As discussed in my recent Policy Analysis on U.S.-China economic engagement, today’s critics of engagement often overstate the harms caused by Chinese goods imports in the years following China’s accession to the World Trade Organization (a.k.a. the “China Shock”) while ignoring trade liberalization’s many benefits during the same period. A new Working Paper from the Center for Global Development drills down on one such benefit: increased U.S. higher education exports to China (i.e., Chinese students attending U.S. colleges and universities). The paper’s abstract summarizes the authors’ findings (emphasis mine):
We highlight a lesser known consequence of China’s growth and integration into the world economy in relation to the United States: the rise of services trade. We demonstrate that the US’s trade deficit in goods cycle back as a surplus in exports of education services. Focusing on China’s accession to the World Trade Organization, we show that Chinese cities more exposed to this trade liberalization episode sent more students to US universities. Results indicate that growth in housing income/wealth was an important channel that allowed Chinese families in the top of the income distribution to afford US tuition, consistent with large growth in the share of Chinese students who financed their studies using personal funds. Other mechanisms, such as changing returns to education or information flows, appear to play less of a role. We also inform distributional consequences for the US. Trade liberalization relatively induced increases in the shares of Chinese students studying non‐STEM fields and attending less‐selective US universities. Student inflows were similar in destinations with low and high levels of human capital, indicating that educational exports dampened regional inequalities. Our estimates suggest that recent trade wars could cost US universities around $1.15 bn in tuition revenue.

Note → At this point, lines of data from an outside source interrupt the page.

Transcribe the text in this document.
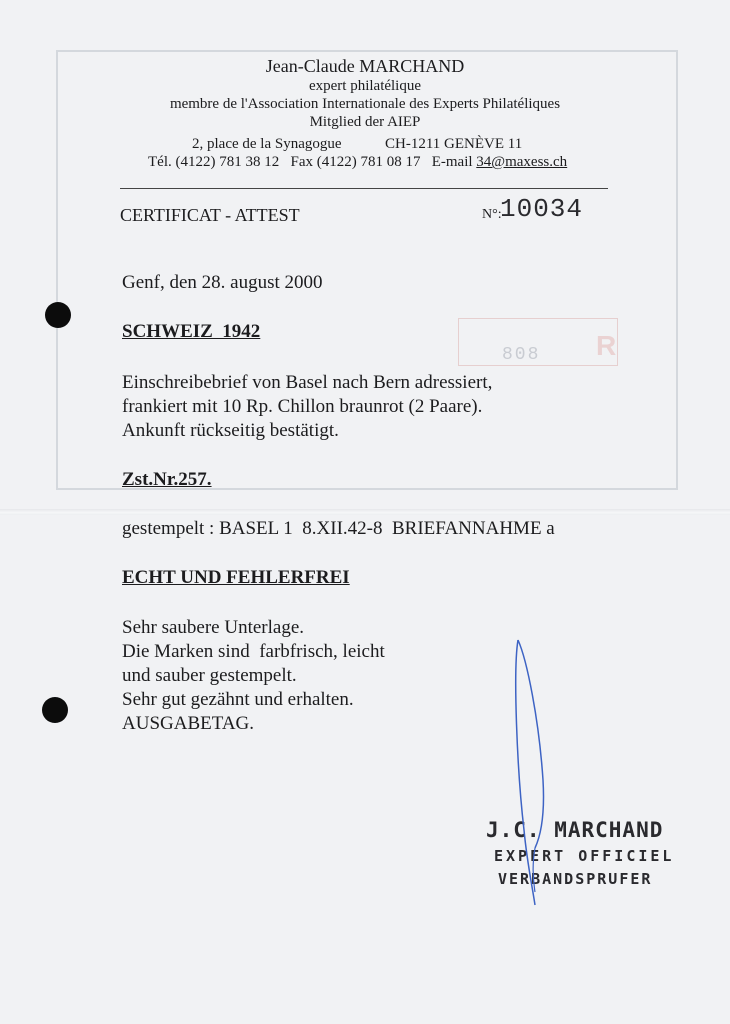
808 R
Jean-Claude MARCHAND
expert philatélique
membre de l'Association Internationale des Experts Philatéliques
Mitglied der AIEP
2, place de la Synagogue	CH-1211 GENÈVE 11
Tél. (4122) 781 38 12   Fax (4122) 781 08 17   E-mail 34@maxess.ch
CERTIFICAT - ATTEST	N°:
10034
Genf, den 28. august 2000
SCHWEIZ  1942
Einschreibebrief von Basel nach Bern adressiert,
frankiert mit 10 Rp. Chillon braunrot (2 Paare).
Ankunft rückseitig bestätigt.
Zst.Nr.257.
gestempelt : BASEL 1  8.XII.42-8  BRIEFANNAHME a
ECHT UND FEHLERFREI
Sehr saubere Unterlage.
Die Marken sind  farbfrisch, leicht
und sauber gestempelt.
Sehr gut gezähnt und erhalten.
AUSGABETAG.
J.C. MARCHAND
EXPERT OFFICIEL
VERBANDSPRUFER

Put simply, many of the dollars that Americans sent to China for low‐skill manufactures returned to the United States in the form of Chinese students’ “full‐sticker price tuition payments” at colleges and universities around the country. This, in turn, benefited not only those institutions, but also their American students and surrounding communities. (Chinese students, of course, also benefited, as did the United States more broadly.)
Maybe someday the vocal critics of past U.S. engagement efforts might acknowledge these (and the many other) past gains, as well as the future harms of potentially “decoupling” the two economies, but I’m not holding my breath.